Monday, Sep. 23, 2002
One Bush's War and Remembrance
By Hugh Sidey
As his son tries to sell the world on a new war against Iraq, former President George H.W. Bush this summer made a little-noticed trip to relive his combat memories of an earlier, less controversial conflict. A few weeks ago, Bush paid a visit to the watery grave of his Avenger bomber, downed by ground fire after a run on a radio tower on the South Pacific island of Chichi-jima in 1944. The President's trip to Iwo Jima's tiny sister island was stimulated by author James Bradley (Flags of Our Fathers), who accompanied him. "I was trying to relive what went before," said Bush. "My crewmen, Ted White and John Delaney, were killed, and I lived. To this day I have felt a responsibility for their deaths, even though I am confident I did what I could to see that they got out of our burning plane.

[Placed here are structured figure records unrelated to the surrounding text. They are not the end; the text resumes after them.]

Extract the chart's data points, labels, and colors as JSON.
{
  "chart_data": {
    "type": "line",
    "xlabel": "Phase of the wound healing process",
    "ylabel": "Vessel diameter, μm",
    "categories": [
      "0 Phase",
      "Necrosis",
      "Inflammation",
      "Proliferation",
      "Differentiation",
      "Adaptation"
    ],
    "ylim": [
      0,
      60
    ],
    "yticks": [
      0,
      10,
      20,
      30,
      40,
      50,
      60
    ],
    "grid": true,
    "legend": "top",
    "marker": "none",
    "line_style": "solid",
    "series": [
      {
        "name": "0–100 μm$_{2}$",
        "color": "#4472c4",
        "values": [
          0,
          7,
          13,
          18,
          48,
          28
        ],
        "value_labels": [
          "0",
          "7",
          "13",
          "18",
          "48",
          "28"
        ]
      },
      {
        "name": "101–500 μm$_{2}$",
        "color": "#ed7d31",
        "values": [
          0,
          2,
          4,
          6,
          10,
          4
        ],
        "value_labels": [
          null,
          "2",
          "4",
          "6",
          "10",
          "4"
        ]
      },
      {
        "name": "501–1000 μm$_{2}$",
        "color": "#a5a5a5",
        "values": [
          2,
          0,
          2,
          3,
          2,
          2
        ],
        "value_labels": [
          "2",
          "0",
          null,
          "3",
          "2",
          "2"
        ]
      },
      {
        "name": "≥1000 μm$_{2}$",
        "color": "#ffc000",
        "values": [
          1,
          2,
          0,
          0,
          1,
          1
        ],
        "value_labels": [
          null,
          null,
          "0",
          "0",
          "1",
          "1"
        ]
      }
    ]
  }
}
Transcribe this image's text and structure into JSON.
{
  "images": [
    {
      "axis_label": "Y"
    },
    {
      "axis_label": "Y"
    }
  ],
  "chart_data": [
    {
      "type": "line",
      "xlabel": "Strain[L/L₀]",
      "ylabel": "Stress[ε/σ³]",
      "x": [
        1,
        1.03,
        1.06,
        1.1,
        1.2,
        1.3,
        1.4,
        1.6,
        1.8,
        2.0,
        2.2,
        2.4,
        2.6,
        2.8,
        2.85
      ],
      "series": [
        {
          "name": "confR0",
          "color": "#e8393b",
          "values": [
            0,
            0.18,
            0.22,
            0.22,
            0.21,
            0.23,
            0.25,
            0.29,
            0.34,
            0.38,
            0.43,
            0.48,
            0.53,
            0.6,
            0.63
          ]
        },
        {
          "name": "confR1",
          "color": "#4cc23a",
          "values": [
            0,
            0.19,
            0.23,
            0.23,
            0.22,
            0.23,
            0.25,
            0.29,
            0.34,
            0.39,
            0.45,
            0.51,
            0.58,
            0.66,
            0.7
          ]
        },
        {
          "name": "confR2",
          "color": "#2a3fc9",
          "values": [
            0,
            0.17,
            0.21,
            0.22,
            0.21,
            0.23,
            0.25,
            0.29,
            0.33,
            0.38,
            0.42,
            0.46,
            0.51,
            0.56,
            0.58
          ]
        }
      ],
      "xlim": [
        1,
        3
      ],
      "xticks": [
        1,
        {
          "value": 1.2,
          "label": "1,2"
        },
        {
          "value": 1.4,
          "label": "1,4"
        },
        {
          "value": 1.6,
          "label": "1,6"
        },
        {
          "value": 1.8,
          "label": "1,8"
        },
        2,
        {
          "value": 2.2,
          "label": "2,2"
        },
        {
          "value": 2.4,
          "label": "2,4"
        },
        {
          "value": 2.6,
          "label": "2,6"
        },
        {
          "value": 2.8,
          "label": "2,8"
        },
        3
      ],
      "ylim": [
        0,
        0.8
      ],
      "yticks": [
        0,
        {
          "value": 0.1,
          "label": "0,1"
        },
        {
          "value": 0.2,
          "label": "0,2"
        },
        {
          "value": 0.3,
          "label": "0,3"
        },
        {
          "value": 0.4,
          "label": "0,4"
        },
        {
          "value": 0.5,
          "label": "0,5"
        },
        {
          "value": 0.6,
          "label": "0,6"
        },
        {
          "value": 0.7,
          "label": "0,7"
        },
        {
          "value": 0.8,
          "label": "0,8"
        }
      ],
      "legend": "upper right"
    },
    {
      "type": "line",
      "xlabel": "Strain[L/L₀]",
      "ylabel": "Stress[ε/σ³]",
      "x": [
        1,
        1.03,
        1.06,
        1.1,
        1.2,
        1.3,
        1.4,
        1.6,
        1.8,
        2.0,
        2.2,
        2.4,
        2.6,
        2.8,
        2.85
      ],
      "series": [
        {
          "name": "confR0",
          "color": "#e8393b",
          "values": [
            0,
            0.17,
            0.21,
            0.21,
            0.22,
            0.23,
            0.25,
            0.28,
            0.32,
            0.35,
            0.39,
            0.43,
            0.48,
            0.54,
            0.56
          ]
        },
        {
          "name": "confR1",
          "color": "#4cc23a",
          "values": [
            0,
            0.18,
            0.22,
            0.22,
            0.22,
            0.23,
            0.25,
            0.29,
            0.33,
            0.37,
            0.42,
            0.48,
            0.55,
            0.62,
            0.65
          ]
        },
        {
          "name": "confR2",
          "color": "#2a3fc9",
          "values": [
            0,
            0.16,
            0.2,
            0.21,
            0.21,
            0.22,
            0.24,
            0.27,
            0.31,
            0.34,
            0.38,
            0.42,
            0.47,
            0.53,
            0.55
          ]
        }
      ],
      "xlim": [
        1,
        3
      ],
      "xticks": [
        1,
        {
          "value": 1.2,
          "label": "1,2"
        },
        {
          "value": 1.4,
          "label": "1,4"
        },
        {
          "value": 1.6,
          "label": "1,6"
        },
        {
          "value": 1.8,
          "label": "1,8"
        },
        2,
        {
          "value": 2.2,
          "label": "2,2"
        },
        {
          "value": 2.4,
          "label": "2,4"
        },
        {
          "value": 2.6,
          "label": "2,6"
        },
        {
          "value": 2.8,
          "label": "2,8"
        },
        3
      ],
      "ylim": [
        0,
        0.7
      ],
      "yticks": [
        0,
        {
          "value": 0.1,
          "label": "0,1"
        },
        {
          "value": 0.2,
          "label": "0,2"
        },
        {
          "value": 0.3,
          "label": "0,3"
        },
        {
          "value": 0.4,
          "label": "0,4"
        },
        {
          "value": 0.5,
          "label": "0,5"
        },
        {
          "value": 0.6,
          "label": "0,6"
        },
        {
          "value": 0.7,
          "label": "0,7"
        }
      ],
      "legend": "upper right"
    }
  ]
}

Why did God spare my life and their lives were taken? I am not sure there is an answer. But I did feel closer to those lost friends."
This one was almost a stealth mission, witnessed by only a few friends, Japanese officials and U.S. Ambassador to Japan Howard Baker, along with the island's residents and a CNN crew, which recorded the event for broadcast later this fall. Bush flew by private jet to Iwo Jima, first walking the black sand beach where Marines landed in 1945 and helping raise a flag on Mount Suribachi, where Marines raised the U.S. flag in the famous war picture. "I choked back a tear," he said. Then Bush boarded a Japanese helicopter and retraced the route of his mission. "The waves and wind looked hauntingly familiar," he said. "We saw the place where my target had been, then turned out to sea, simulating the path that my disabled plane followed before I parachuted and it crashed." He took a 30-minute launch ride out to the point of impact, as calculated from Japanese historical records, and dropped two small wreaths of flowers into the water. "I watched the current take them away," he said. "It felt right." Then he climbed into the dinghy for a few minutes of solitude, though Secret Service agents in wet suits patrolled below the water.
On Chichi-jima Bush met a former Japanese soldier who claimed he actually saw the rescue of Bush when the submarine Finback surfaced and plucked him off his tiny dinghy. The old man related that one of his friends had remarked as they watched the swift rescue, "Surely America will win the war if they care so much for the life of one pilot." After the ceremonies, witnessed by cheering Japanese crowds waving U.S. flags, Bush said he felt some closure: "The visit was not only a very personal, emotional visit of remembrance, but it was about forgetting the brutal past."